Iowa Rep. Steve King: Another GOPer hopelessly out of touch about rape, conception [VIDEO]
A day after his buddy Todd Akin crammed his foot down his throat, King followed suit.
U.S. Senate candidate Todd Akin isn't the only Republican to cause cringes this week with shockingly ignorant and out of touch statements about rape and conception.
The day after Akin said "If it's a legitimate rape, the female body has ways to try to shut [the pregnancy] down," King, an Iowa U.S. Rep. and a staunch Michele Bachmann supporter, was asked by an Iowa TV station whether women who become pregnant as a result of statutory rape should be able to have an abortion. His response? "Well I just haven't heard of that being a circumstance that's been brought to me in any personal way and I'd be open to hearing discussion about that subject matter."

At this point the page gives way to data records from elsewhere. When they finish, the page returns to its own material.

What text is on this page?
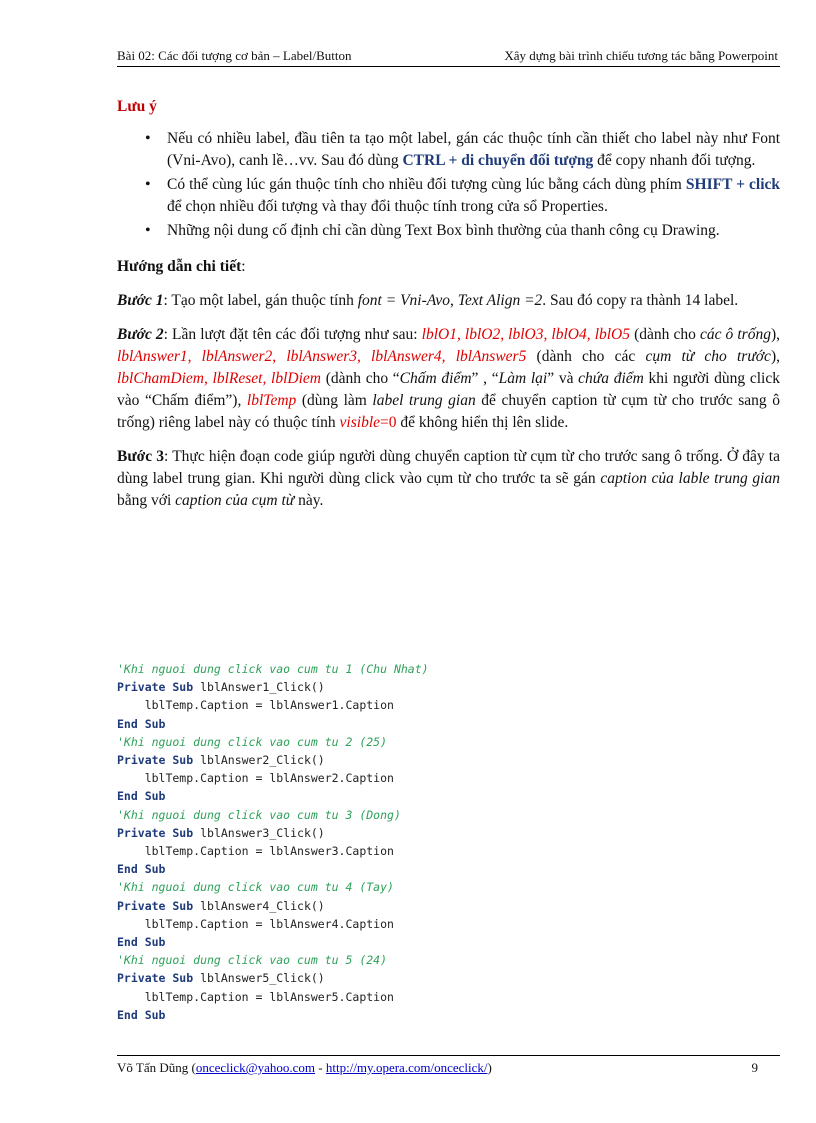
Bài 02: Các đối tượng cơ bản – Label/Button	Xây dựng bài trình chiếu tương tác bằng Powerpoint

Lưu ý

• Nếu có nhiều label, đầu tiên ta tạo một label, gán các thuộc tính cần thiết cho label này như Font (Vni-Avo), canh lề…vv. Sau đó dùng CTRL + di chuyển đối tượng để copy nhanh đối tượng.
• Có thể cùng lúc gán thuộc tính cho nhiều đối tượng cùng lúc bằng cách dùng phím SHIFT + click để chọn nhiều đối tượng và thay đổi thuộc tính trong cửa sổ Properties.
• Những nội dung cố định chỉ cần dùng Text Box bình thường của thanh công cụ Drawing.

Hướng dẫn chi tiết:

Bước 1: Tạo một label, gán thuộc tính font = Vni-Avo, Text Align =2. Sau đó copy ra thành 14 label.

Bước 2: Lần lượt đặt tên các đối tượng như sau: lblO1, lblO2, lblO3, lblO4, lblO5 (dành cho các ô trống), lblAnswer1, lblAnswer2, lblAnswer3, lblAnswer4, lblAnswer5 (dành cho các cụm từ cho trước), lblChamDiem, lblReset, lblDiem (dành cho “Chấm điểm” , “Làm lại” và chứa điểm khi người dùng click vào “Chấm điểm”), lblTemp (dùng làm label trung gian để chuyển caption từ cụm từ cho trước sang ô trống) riêng label này có thuộc tính visible=0 để không hiển thị lên slide.

Bước 3: Thực hiện đoạn code giúp người dùng chuyển caption từ cụm từ cho trước sang ô trống. Ở đây ta dùng label trung gian. Khi người dùng click vào cụm từ cho trước ta sẽ gán caption của lable trung gian bằng với caption của cụm từ này.

'Khi nguoi dung click vao cum tu 1 (Chu Nhat)
Private Sub lblAnswer1_Click()
lblTemp.Caption = lblAnswer1.Caption
End Sub
'Khi nguoi dung click vao cum tu 2 (25)
Private Sub lblAnswer2_Click()
lblTemp.Caption = lblAnswer2.Caption
End Sub
'Khi nguoi dung click vao cum tu 3 (Dong)
Private Sub lblAnswer3_Click()
lblTemp.Caption = lblAnswer3.Caption
End Sub
'Khi nguoi dung click vao cum tu 4 (Tay)
Private Sub lblAnswer4_Click()
lblTemp.Caption = lblAnswer4.Caption
End Sub
'Khi nguoi dung click vao cum tu 5 (24)
Private Sub lblAnswer5_Click()
lblTemp.Caption = lblAnswer5.Caption
End Sub
Võ Tấn Dũng (onceclick@yahoo.com - http://my.opera.com/onceclick/)	9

King then pivoted, and said: "Generally speaking it's this: that there millions of abortions in this country every year. Millions of them are paid for at least in part by taxpayers. I think it's immoral for us to compel conscientious objecting taxpayers to fund abortion through the federal government, or any other government for that matter."
Here's the footage:
Not surprisingly, King offered up a defense of Akin in the same interview, characterizing the outrage over Akin's "legitimate rape" remarks as "petty, personal attacks substituting for strong policy."
Whether King has heard of it happening or not, the fact is pregnancies regularly result from statutory rape. In fact, a 1996 analysis by the Guttmacher Institute found that "at least half of all babies born to minor women are fathered by adult men."

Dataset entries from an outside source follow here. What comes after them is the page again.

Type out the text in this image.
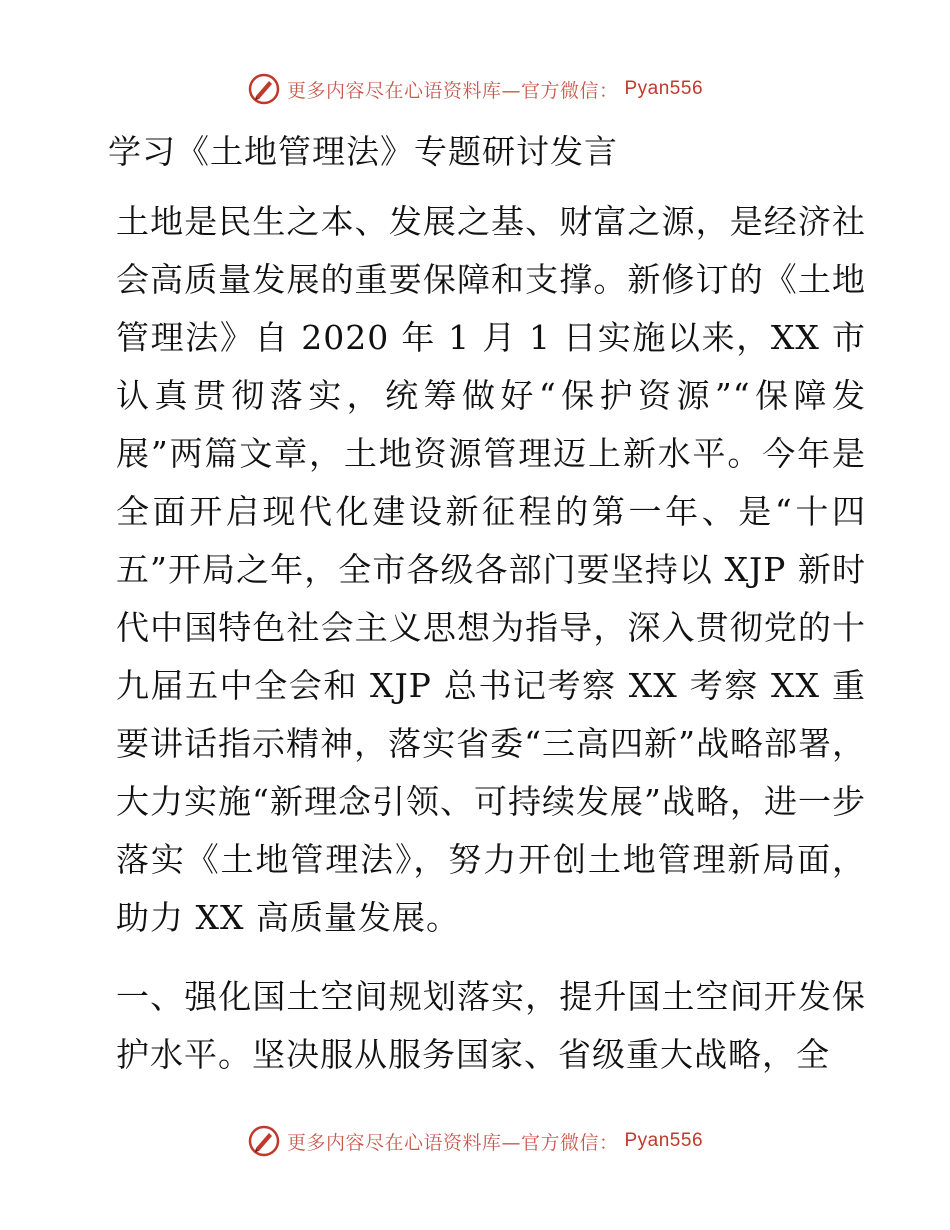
更多内容尽在心语资料库—官方微信： Pyan556
学习《土地管理法》专题研讨发言
土地是民生之本、发展之基、财富之源，是经济社会高质量发展的重要保障和支撑。新修订的《土地管理法》自 2020 年 1 月 1 日实施以来，XX 市认真贯彻落实，统筹做好“保护资源”“保障发展”两篇文章，土地资源管理迈上新水平。今年是全面开启现代化建设新征程的第一年、是“十四五”开局之年，全市各级各部门要坚持以 XJP 新时代中国特色社会主义思想为指导，深入贯彻党的十九届五中全会和 XJP 总书记考察 XX 考察 XX 重要讲话指示精神，落实省委“三高四新”战略部署，大力实施“新理念引领、可持续发展”战略，进一步落实《土地管理法》，努力开创土地管理新局面，助力 XX 高质量发展。
一、强化国土空间规划落实，提升国土空间开发保护水平。坚决服从服务国家、省级重大战略，全
更多内容尽在心语资料库—官方微信： Pyan556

After footage of King's comment hit the net, Talking Points Memo contacted his office seeking clarification. A spokesperson said King's comments are being taken out of context.

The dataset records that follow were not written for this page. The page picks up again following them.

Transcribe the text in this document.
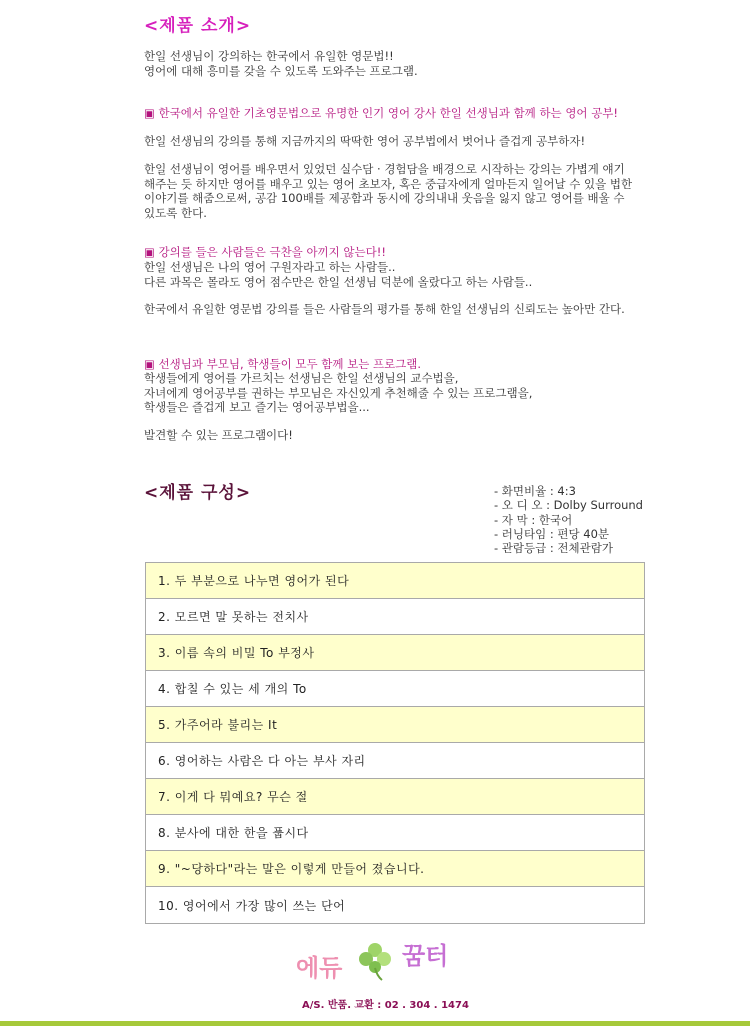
<제품 소개>
한일 선생님이 강의하는 한국에서 유일한 영문법!!
영어에 대해 흥미를 갖을 수 있도록 도와주는 프로그램.
▣ 한국에서 유일한 기초영문법으로 유명한 인기 영어 강사 한일 선생님과 함께 하는 영어 공부!
한일 선생님의 강의를 통해 지금까지의 딱딱한 영어 공부법에서 벗어나 즐겁게 공부하자!
한일 선생님이 영어를 배우면서 있었던 실수담 · 경험담을 배경으로 시작하는 강의는 가볍게 얘기해주는 듯 하지만 영어를 배우고 있는 영어 초보자, 혹은 중급자에게 얼마든지 일어날 수 있을 법한 이야기를 해줌으로써, 공감 100배를 제공함과 동시에 강의내내 웃음을 잃지 않고 영어를 배울 수 있도록 한다.
▣ 강의를 들은 사람들은 극찬을 아끼지 않는다!!
한일 선생님은 나의 영어 구원자라고 하는 사람들..
다른 과목은 몰라도 영어 점수만은 한일 선생님 덕분에 올랐다고 하는 사람들..
한국에서 유일한 영문법 강의를 들은 사람들의 평가를 통해 한일 선생님의 신뢰도는 높아만 간다.
▣ 선생님과 부모님, 학생들이 모두 함께 보는 프로그램.
학생들에게 영어를 가르치는 선생님은 한일 선생님의 교수법을,
자녀에게 영어공부를 권하는 부모님은 자신있게 추천해줄 수 있는 프로그램을,
학생들은 즐겁게 보고 즐기는 영어공부법을...
발견할 수 있는 프로그램이다!
<제품 구성>	- 화면비율 : 4:3
- 오 디 오 : Dolby Surround
- 자 막 : 한국어
- 러닝타임 : 편당 40분
- 관람등급 : 전체관람가
1. 두 부분으로 나누면 영어가 된다
2. 모르면 말 못하는 전치사
3. 이름 속의 비밀 To 부정사
4. 합칠 수 있는 세 개의 To
5. 가주어라 불리는 It
6. 영어하는 사람은 다 아는 부사 자리
7. 이게 다 뭐예요? 무슨 절
8. 분사에 대한 한을 풉시다
9. "~당하다"라는 말은 이렇게 만들어 졌습니다.
10. 영어에서 가장 많이 쓰는 단어
에듀 꿈터
A/S. 반품. 교환 : 02 . 304 . 1474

"What he was saying was, he personally does not know a girl who was raped," spokeswoman Brittany Lesser said. "He never says, 'I've never heard of that.' There's a fine line between 'I've never heard of that' and 'I don't know personally anybody who's been raped.' There's a difference. There is a difference."
But, as TPM notes, whether King has personally heard of a woman becoming pregnant as a result of statutory rape is completely irrelevant to the question of whether such women should be able to get an abortion. Why would the congressman go there in the first place?